Boss: “It doesn’t look good, Frank”

Frank: “I was just following the rules.”

Boss: “Sometimes you just have to ignore the rules and concentrate on the people.”

Concentrate on the people” – what a concept. How often have you wished that a customer service clerk would just take the initiative and do the sensible thing – even if it meant ignoring the rule?

I saw this situation in action at a community festival the other day. The organizers had, wisely, stationed volunteer crowd control officers at the front gates of the event. This served a dual purpose – ensuring that the visitors paid the token entrance fee and, more importantly, avoiding a mush of people trying to enter and exit at the same time.

The entire exercise worked well for the better part of the day. About half an hour before the event ended, the crowds had dwindled to a few handfuls of people. Most of these good folks were laden with purchases of Christmas crafts, cake walk wins and flea market finds. Since the fair was almost over and there wasn’t a latecomer for miles around, a sensible person would have seen the wisdom of letting everyone leave through the wide entrance. What did the faithful gate-keepers do? They forced everyone to turn around, packages and all, and shuffle through the narrow exit passageway, lugging their stuff and cursing the inconvenience.

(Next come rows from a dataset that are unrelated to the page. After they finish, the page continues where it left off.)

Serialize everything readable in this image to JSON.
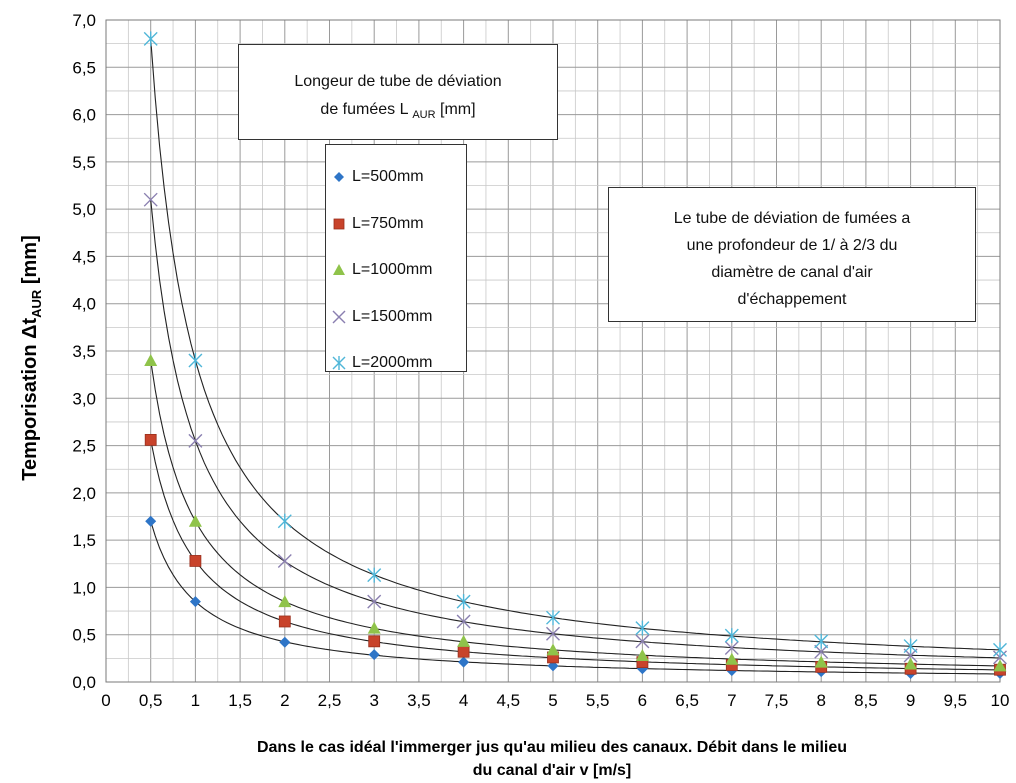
{
  "chart_data": {
    "type": "scatter",
    "ylabel_main": "Temporisation  Δt",
    "ylabel_sub": "AUR",
    "ylabel_unit": " [mm]",
    "xlabel_line1": "Dans le cas idéal l'immerger jus qu'au milieu des canaux. Débit dans le milieu",
    "xlabel_line2": "du canal d'air v [m/s]",
    "xlim": [
      0,
      10
    ],
    "ylim": [
      0,
      7
    ],
    "x_ticks": [
      "0",
      "0,5",
      "1",
      "1,5",
      "2",
      "2,5",
      "3",
      "3,5",
      "4",
      "4,5",
      "5",
      "5,5",
      "6",
      "6,5",
      "7",
      "7,5",
      "8",
      "8,5",
      "9",
      "9,5",
      "10"
    ],
    "y_ticks": [
      "0,0",
      "0,5",
      "1,0",
      "1,5",
      "2,0",
      "2,5",
      "3,0",
      "3,5",
      "4,0",
      "4,5",
      "5,0",
      "5,5",
      "6,0",
      "6,5",
      "7,0"
    ],
    "grid": true,
    "x": [
      0.5,
      1,
      2,
      3,
      4,
      5,
      6,
      7,
      8,
      9,
      10
    ],
    "series": [
      {
        "name": "L=500mm",
        "marker": "diamond",
        "color": "#2e75c7",
        "values": [
          1.7,
          0.85,
          0.42,
          0.29,
          0.21,
          0.17,
          0.14,
          0.12,
          0.11,
          0.09,
          0.09
        ]
      },
      {
        "name": "L=750mm",
        "marker": "square",
        "color": "#c8432b",
        "values": [
          2.56,
          1.28,
          0.64,
          0.43,
          0.32,
          0.26,
          0.21,
          0.18,
          0.16,
          0.14,
          0.13
        ]
      },
      {
        "name": "L=1000mm",
        "marker": "triangle",
        "color": "#8fc34a",
        "values": [
          3.4,
          1.7,
          0.85,
          0.57,
          0.43,
          0.34,
          0.28,
          0.24,
          0.21,
          0.19,
          0.17
        ]
      },
      {
        "name": "L=1500mm",
        "marker": "x",
        "color": "#8a7fb0",
        "values": [
          5.1,
          2.55,
          1.28,
          0.85,
          0.64,
          0.51,
          0.43,
          0.36,
          0.32,
          0.28,
          0.26
        ]
      },
      {
        "name": "L=2000mm",
        "marker": "asterisk",
        "color": "#4fb6d8",
        "values": [
          6.8,
          3.4,
          1.7,
          1.13,
          0.85,
          0.68,
          0.57,
          0.49,
          0.43,
          0.38,
          0.34
        ]
      }
    ],
    "legend_title_line1": "Longeur de tube de déviation",
    "legend_title_line2": "de fumées L",
    "legend_title_sub": "AUR",
    "legend_title_unit": " [mm]",
    "annotation_lines": [
      "Le tube de déviation de fumées a",
      "une profondeur de 1/ à 2/3 du",
      "diamètre de canal d'air",
      "d'échappement"
    ],
    "trendline_color": "#222222"
  }
}
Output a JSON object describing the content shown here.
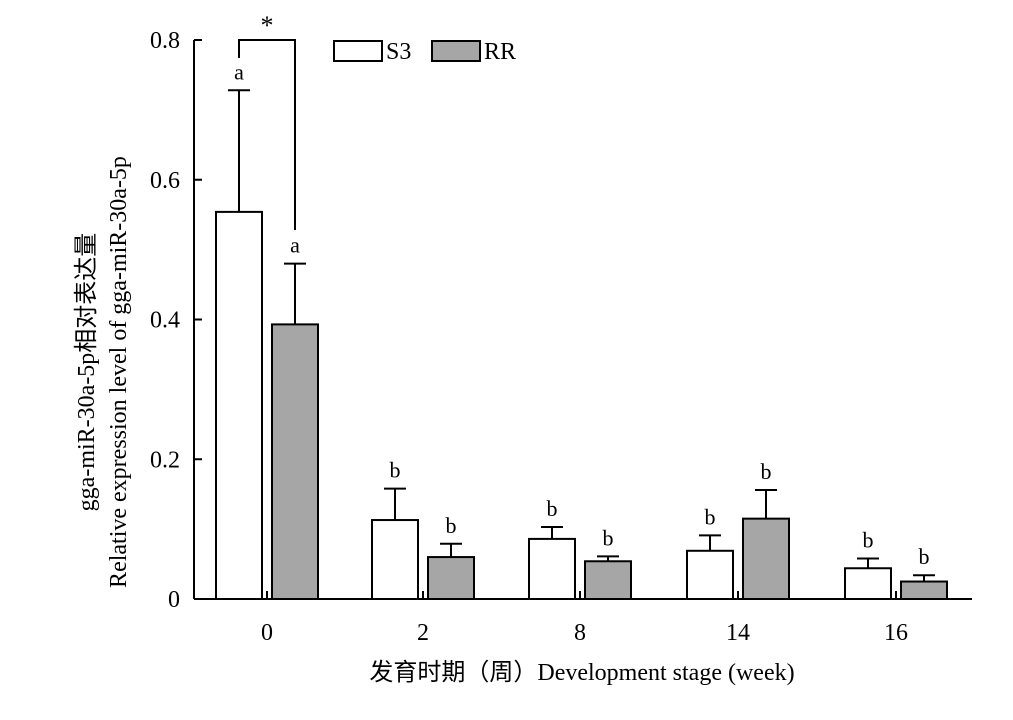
{
  "chart_data": {
    "type": "bar",
    "categories": [
      "0",
      "2",
      "8",
      "14",
      "16"
    ],
    "series": [
      {
        "name": "S3",
        "color": "#ffffff",
        "values": [
          0.554,
          0.113,
          0.086,
          0.069,
          0.044
        ],
        "errors": [
          0.174,
          0.045,
          0.017,
          0.022,
          0.014
        ],
        "letters": [
          "a",
          "b",
          "b",
          "b",
          "b"
        ]
      },
      {
        "name": "RR",
        "color": "#a6a6a6",
        "values": [
          0.393,
          0.06,
          0.054,
          0.115,
          0.025
        ],
        "errors": [
          0.087,
          0.019,
          0.007,
          0.041,
          0.009
        ],
        "letters": [
          "a",
          "b",
          "b",
          "b",
          "b"
        ]
      }
    ],
    "ylim": [
      0,
      0.8
    ],
    "yticks": [
      0,
      0.2,
      0.4,
      0.6,
      0.8
    ],
    "ytick_labels": [
      "0",
      "0.2",
      "0.4",
      "0.6",
      "0.8"
    ],
    "xlabel": "发育时期（周）Development stage (week)",
    "ylabel_lines": [
      "gga-miR-30a-5p相对表达量",
      "Relative expression level of gga-miR-30a-5p"
    ],
    "significance": {
      "category": "0",
      "symbol": "*"
    },
    "legend_position": "top"
  }
}
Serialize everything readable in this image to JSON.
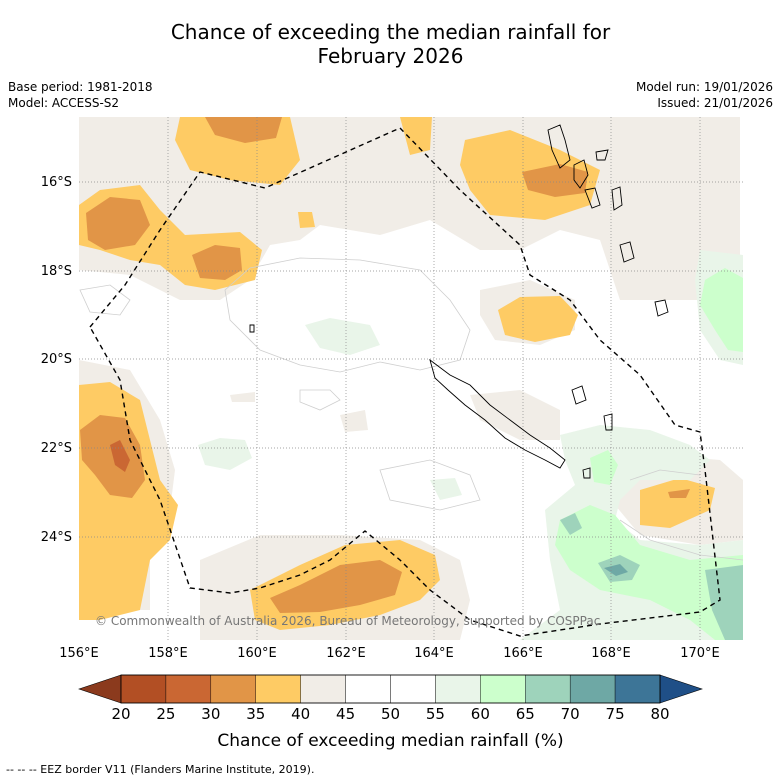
{
  "title": {
    "line1": "Chance of exceeding the median rainfall for",
    "line2": "February 2026"
  },
  "meta_left": {
    "base_period": "Base period: 1981-2018",
    "model": "Model: ACCESS-S2"
  },
  "meta_right": {
    "model_run": "Model run: 19/01/2026",
    "issued": "Issued: 21/01/2026"
  },
  "map": {
    "lat_labels": [
      "16°S",
      "18°S",
      "20°S",
      "22°S",
      "24°S"
    ],
    "lon_labels": [
      "156°E",
      "158°E",
      "160°E",
      "162°E",
      "164°E",
      "166°E",
      "168°E",
      "170°E"
    ],
    "copyright": "© Commonwealth of Australia 2026, Bureau of Meteorology, supported by COSPPac"
  },
  "colorbar": {
    "ticks": [
      "20",
      "25",
      "30",
      "35",
      "40",
      "45",
      "50",
      "55",
      "60",
      "65",
      "70",
      "75",
      "80"
    ],
    "colors": [
      "#b24f24",
      "#ca6733",
      "#e19547",
      "#fecb64",
      "#f1ede7",
      "#ffffff",
      "#ffffff",
      "#e9f5e9",
      "#ccffcc",
      "#9ed3bb",
      "#6ea8a5",
      "#3d7597"
    ],
    "under_color": "#8b3a1d",
    "over_color": "#1f4f87",
    "label": "Chance of exceeding median rainfall (%)"
  },
  "footnote": "-- -- -- EEZ border V11 (Flanders Marine Institute, 2019)."
}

What, exactly, was the point?

The point is – there was no point.

Somebody along the way had said: “These are the Rules!!”  The obedient sentinels carried on and created a stressful situation for many people who had dropped a significant amount of money at a charity event.

In the service industry, Knowledge is Power. It’s not enough to read the handbook and know the policies and procedures; you need to understand the reasons and purpose behind them. You need to be ready for the potential challenge they might pose to your customers. Readiness is also Power.

Armed with the background information to “the rules”, you’ll come to understand “the bigger picture”.

This is key to developing confidence in decision making. In this case, the bigger picture was that the rule was needed for crowd control during the busiest period. Without knowing the purpose of the rule the staffers weren’t ready when the situation proved the policy moot. Their actions ended up being counter-productive to good customer service.

You have to care enough about your own quality of service and understand that it’s a reflection of you first and then your company. You might consider a particular rule ridiculous and feel insecure about how to face customers when trying to enforce it. Take time to learn the reasons for its existence. If it’s still “dumb” in terms of quality of service, and you now know its purpose, it puts you in a position to work on a solution. Using knowledge and readiness to meets the customers’ needs to initiate improvements for your company is powerful stuff on a resumé.

Two rules you want to follow every time: Know Your Stuff & Be Ready.